Our current guideline is to expose views, so our data products are often structured like this:

  • Landing layer (raw incoming data)
  • Private layer (transformed / refined / joined data)
    • work dataset with views for normalization
    • core dataset with tables (often incremental models) where data resides
  • Public layer (exposed data for consumers)
    • Views on top of the core tables
    • Often multiple public datasets for core data products:
      • public dataset with all brands → SELECT * FROM core.table
      • brand-specific datasets (public_brand1, public_brand2, …) → SELECT * FROM core.table WHERE brand = '...'

But we are wondering if we should encourage the usage of tables instead of views. So the core table (incremental model) would be moved to the public layer.

2) Advantages of tables

  • Preview works in the BQ UI (not possible with views), allowing to see what the data looks like.
  • Partition / clustering info is available in the BQ UI (for views, need to go look at the underlying table, and consumers don’t have access to it, since the core layer is private).
  • BQ UI automatically adds a “WHERE partition filter” in the query editor (avoids doing a full scan for lazy analysts).
  • Policy tags visible on tables, not views (we use those for access control to privacy-sensitive columns).
  • Can use time travel, snapshots, and cloning (useful for debugging downstream data product incidents, to see the state of upstream data product when it last ran).
  • Can use table sampling (for dev env).
  • No need for duplicate dbt models/YAML (core incremental + public view).
    • Maintaining the .yaml files is especially annoying, because they are very similar (same column types and descriptions), but we don’t want to define data tests both in core and public yaml, to avoid paying twice). So we can’t simply copy paste.
  • No need to deal with authorized views complexity (a special GitHub action applies permissions and authorizes the view, but we lose it if we re-create the core table, so need to remember to re-run the GitHub action).

3) Advantages of views

  • Higher storage + ETL cost if we materialize one table per brand dataset (because the data will be in the “public” table but also in the “public_brandX” table). With views, we store the data only once, in the core table.
    • But it’s also not that clear. Because, if we use views, and don’t cluster on the brand column, then a small brand will pay for reading the data for all brands. So we will reduce storage / ETL cost in our DP, but increase costs for our consumers.
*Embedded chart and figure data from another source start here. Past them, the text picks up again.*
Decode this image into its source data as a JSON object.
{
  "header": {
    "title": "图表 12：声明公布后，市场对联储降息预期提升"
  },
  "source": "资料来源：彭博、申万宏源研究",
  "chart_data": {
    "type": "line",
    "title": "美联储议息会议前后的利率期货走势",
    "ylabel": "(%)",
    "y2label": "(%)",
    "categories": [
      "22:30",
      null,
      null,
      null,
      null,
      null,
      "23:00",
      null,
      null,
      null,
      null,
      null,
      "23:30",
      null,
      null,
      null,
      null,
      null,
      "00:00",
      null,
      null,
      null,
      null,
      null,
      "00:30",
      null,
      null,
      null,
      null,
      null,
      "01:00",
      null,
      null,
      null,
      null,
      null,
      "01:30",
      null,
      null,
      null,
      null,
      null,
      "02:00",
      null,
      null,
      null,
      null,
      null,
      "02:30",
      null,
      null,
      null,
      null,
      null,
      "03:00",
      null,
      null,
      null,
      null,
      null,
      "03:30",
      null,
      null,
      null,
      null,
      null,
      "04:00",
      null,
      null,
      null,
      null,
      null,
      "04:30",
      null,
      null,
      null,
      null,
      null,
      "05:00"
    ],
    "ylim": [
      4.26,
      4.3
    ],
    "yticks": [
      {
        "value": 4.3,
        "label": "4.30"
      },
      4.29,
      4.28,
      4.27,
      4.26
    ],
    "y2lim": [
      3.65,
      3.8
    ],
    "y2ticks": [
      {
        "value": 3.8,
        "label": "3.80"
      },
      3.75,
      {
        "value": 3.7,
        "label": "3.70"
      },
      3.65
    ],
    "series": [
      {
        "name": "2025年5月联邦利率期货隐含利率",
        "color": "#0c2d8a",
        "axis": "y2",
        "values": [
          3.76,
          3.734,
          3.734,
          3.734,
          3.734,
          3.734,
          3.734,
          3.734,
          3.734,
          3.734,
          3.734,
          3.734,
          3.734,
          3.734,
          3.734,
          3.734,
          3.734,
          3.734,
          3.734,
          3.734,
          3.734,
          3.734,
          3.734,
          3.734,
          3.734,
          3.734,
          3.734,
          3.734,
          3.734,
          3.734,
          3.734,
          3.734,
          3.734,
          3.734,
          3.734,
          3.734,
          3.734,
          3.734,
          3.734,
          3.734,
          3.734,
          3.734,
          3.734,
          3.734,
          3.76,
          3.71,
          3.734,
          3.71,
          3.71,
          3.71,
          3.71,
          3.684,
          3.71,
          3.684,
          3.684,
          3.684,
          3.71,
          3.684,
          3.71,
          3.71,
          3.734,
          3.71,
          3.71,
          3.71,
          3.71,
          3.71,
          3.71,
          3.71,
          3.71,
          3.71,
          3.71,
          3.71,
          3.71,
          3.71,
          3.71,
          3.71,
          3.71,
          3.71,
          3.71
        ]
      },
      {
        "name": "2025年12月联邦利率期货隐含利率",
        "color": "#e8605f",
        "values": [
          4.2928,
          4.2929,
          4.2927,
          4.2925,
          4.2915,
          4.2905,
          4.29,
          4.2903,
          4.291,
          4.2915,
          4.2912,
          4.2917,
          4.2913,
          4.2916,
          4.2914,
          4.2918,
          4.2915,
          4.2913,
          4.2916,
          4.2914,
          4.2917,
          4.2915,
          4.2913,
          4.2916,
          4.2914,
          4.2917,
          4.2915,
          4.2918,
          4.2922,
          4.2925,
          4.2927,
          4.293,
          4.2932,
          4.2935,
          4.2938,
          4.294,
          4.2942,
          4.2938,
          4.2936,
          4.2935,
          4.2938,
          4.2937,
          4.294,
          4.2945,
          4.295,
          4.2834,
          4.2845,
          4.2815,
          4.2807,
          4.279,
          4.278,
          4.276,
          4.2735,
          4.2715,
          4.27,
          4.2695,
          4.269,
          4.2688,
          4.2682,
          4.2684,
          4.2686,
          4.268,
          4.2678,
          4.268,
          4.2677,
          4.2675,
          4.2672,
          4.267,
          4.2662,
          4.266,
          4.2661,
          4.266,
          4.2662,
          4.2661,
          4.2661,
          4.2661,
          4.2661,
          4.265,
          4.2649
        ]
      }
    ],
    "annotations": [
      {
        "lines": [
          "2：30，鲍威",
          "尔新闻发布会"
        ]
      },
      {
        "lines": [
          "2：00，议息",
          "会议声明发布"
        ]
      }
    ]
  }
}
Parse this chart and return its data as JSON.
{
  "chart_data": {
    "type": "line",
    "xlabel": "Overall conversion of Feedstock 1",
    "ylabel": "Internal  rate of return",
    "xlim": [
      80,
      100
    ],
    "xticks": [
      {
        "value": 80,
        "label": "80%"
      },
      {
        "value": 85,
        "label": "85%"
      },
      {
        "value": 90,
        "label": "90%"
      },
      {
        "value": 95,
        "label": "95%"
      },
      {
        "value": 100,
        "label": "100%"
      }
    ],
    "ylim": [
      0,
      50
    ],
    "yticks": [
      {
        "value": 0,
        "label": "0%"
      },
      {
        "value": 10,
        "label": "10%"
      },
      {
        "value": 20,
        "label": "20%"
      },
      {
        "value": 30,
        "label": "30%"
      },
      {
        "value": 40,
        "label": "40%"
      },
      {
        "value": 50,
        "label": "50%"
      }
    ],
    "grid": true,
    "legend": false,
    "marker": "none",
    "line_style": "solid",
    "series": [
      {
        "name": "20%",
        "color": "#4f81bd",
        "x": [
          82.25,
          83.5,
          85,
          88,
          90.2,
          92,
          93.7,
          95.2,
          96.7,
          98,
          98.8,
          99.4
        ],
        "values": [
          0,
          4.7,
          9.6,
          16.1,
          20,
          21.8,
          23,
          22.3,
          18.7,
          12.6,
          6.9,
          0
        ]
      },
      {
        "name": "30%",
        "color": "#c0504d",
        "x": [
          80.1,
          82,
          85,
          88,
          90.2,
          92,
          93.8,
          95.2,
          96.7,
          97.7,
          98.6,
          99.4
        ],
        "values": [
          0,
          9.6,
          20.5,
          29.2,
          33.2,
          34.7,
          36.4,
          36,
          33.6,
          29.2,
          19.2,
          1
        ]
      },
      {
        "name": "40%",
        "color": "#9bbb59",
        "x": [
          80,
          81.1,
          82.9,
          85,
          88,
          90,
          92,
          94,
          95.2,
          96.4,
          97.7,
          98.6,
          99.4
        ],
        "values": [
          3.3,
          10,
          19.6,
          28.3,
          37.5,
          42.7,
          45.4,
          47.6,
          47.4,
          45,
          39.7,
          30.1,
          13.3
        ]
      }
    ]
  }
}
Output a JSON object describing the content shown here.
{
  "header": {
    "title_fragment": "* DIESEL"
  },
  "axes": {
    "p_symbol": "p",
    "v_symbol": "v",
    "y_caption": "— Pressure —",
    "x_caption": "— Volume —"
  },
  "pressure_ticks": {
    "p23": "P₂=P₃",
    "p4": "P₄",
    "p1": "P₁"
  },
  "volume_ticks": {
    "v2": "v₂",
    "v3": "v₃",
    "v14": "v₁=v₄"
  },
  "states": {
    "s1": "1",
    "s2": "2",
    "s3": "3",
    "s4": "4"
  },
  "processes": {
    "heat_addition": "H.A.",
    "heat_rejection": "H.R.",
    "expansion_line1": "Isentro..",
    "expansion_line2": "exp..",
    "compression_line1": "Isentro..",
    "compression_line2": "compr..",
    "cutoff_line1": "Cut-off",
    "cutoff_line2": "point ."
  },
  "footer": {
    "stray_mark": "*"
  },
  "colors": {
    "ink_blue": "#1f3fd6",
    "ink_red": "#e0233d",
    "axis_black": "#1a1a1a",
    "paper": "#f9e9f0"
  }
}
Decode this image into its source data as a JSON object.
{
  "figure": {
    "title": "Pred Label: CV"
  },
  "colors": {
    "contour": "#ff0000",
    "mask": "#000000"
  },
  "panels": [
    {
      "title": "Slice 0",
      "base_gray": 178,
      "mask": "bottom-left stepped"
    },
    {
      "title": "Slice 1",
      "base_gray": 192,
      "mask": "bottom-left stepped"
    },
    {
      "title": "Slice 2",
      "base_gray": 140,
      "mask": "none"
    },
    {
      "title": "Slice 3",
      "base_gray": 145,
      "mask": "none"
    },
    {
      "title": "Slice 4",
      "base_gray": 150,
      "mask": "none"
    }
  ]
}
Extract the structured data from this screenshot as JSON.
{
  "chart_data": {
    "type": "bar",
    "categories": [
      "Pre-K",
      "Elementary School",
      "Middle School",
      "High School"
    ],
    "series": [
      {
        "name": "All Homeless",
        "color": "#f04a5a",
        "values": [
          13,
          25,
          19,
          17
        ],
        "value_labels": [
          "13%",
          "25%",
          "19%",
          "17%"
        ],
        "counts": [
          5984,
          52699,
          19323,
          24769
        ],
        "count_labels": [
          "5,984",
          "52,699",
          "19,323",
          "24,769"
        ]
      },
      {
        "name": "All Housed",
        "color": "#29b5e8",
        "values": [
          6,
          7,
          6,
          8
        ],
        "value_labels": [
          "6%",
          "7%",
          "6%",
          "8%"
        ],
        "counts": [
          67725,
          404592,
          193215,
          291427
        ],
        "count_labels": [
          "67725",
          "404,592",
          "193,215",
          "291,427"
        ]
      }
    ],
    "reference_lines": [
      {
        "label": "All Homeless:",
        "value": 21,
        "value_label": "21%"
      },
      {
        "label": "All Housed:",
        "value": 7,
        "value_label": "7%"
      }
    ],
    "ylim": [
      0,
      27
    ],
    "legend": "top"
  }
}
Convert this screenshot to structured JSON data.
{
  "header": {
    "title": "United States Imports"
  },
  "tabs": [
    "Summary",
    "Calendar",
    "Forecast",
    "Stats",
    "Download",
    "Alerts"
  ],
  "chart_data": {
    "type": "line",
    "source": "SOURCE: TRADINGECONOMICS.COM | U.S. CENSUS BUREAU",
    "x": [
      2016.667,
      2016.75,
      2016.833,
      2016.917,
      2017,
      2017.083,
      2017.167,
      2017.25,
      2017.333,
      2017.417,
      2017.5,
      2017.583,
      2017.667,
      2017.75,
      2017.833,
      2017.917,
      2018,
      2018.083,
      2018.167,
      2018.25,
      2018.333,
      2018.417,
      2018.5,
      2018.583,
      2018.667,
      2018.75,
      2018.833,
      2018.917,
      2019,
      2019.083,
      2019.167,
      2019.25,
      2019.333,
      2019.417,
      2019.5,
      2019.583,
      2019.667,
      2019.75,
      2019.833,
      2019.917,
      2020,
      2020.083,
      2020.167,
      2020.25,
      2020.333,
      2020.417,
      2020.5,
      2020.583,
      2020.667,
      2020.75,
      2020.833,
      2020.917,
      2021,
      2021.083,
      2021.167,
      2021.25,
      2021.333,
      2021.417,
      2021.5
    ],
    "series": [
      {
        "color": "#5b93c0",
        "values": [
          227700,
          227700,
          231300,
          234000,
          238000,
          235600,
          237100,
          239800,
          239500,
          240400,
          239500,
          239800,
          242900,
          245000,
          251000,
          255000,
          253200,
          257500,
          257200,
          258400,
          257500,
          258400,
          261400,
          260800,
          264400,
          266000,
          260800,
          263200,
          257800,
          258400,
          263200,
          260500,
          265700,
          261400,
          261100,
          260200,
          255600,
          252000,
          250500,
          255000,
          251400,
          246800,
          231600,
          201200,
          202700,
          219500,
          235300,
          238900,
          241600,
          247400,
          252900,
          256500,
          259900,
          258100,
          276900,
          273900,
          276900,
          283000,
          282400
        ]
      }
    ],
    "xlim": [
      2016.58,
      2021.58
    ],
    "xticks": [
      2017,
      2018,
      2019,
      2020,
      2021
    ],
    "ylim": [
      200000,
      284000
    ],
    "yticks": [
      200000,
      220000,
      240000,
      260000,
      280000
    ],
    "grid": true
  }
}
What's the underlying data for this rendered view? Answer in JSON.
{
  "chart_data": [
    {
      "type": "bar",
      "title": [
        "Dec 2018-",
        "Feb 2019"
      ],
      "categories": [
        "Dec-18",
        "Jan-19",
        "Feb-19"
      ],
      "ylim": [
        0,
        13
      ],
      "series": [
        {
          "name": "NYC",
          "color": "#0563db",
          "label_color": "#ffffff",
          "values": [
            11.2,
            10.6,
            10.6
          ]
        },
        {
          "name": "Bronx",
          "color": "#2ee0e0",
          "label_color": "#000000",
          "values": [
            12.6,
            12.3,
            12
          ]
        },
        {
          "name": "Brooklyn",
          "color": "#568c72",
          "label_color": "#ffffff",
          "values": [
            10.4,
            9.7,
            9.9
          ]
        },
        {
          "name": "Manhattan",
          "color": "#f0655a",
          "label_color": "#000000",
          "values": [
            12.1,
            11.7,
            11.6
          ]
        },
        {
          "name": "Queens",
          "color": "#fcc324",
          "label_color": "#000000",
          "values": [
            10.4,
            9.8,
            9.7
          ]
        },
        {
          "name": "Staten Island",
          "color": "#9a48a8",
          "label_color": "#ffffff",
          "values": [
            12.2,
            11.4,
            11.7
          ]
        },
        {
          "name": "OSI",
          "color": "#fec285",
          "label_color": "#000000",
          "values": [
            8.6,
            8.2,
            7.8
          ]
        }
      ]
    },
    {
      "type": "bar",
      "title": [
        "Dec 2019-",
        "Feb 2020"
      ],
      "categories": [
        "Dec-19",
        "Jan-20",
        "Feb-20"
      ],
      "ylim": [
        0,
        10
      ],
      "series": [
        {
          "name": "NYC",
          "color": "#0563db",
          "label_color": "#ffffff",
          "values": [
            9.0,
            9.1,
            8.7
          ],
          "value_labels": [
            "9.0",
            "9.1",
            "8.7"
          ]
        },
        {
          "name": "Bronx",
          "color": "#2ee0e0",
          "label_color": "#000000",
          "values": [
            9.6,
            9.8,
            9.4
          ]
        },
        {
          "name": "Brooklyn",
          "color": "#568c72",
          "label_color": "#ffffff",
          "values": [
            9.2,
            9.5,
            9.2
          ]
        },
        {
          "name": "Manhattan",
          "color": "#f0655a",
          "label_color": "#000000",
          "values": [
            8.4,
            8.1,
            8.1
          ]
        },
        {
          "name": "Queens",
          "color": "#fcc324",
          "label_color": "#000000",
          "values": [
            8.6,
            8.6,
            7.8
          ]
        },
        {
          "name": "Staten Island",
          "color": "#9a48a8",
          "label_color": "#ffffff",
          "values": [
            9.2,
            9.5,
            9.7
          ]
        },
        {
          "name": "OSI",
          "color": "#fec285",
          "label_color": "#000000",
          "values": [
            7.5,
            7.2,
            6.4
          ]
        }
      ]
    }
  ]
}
:point_right: What’s your experience? Do you default to tables or views for the public layer of your data products?

:point_right: Do you see other advantages / disadvantages of tables vs views?
:point_right: How do you handle the trade-off when you need to publish the same entity into multiple brand datasets?

Thanks!

I found a disadvantage of using tables for the public layer:

If our public tables are materialized using incremental models with merge strategy and on_schema_change, dbt will create xxx__dbt_tmp tables for the merge, that will expire after 12 hours (see issue).
Problem is, not only are those temp tables polluting the dataset visually, but also, they don’t contain policy tags like the standard tables. And we use policy tags to restrict access to some specific columns…
So this means some consumers could read some columns they shouldn’t have access to, for the recent rows incrementally added during the last run…
So I need to see if we can override the materialization, to create those temp tables in another dataset.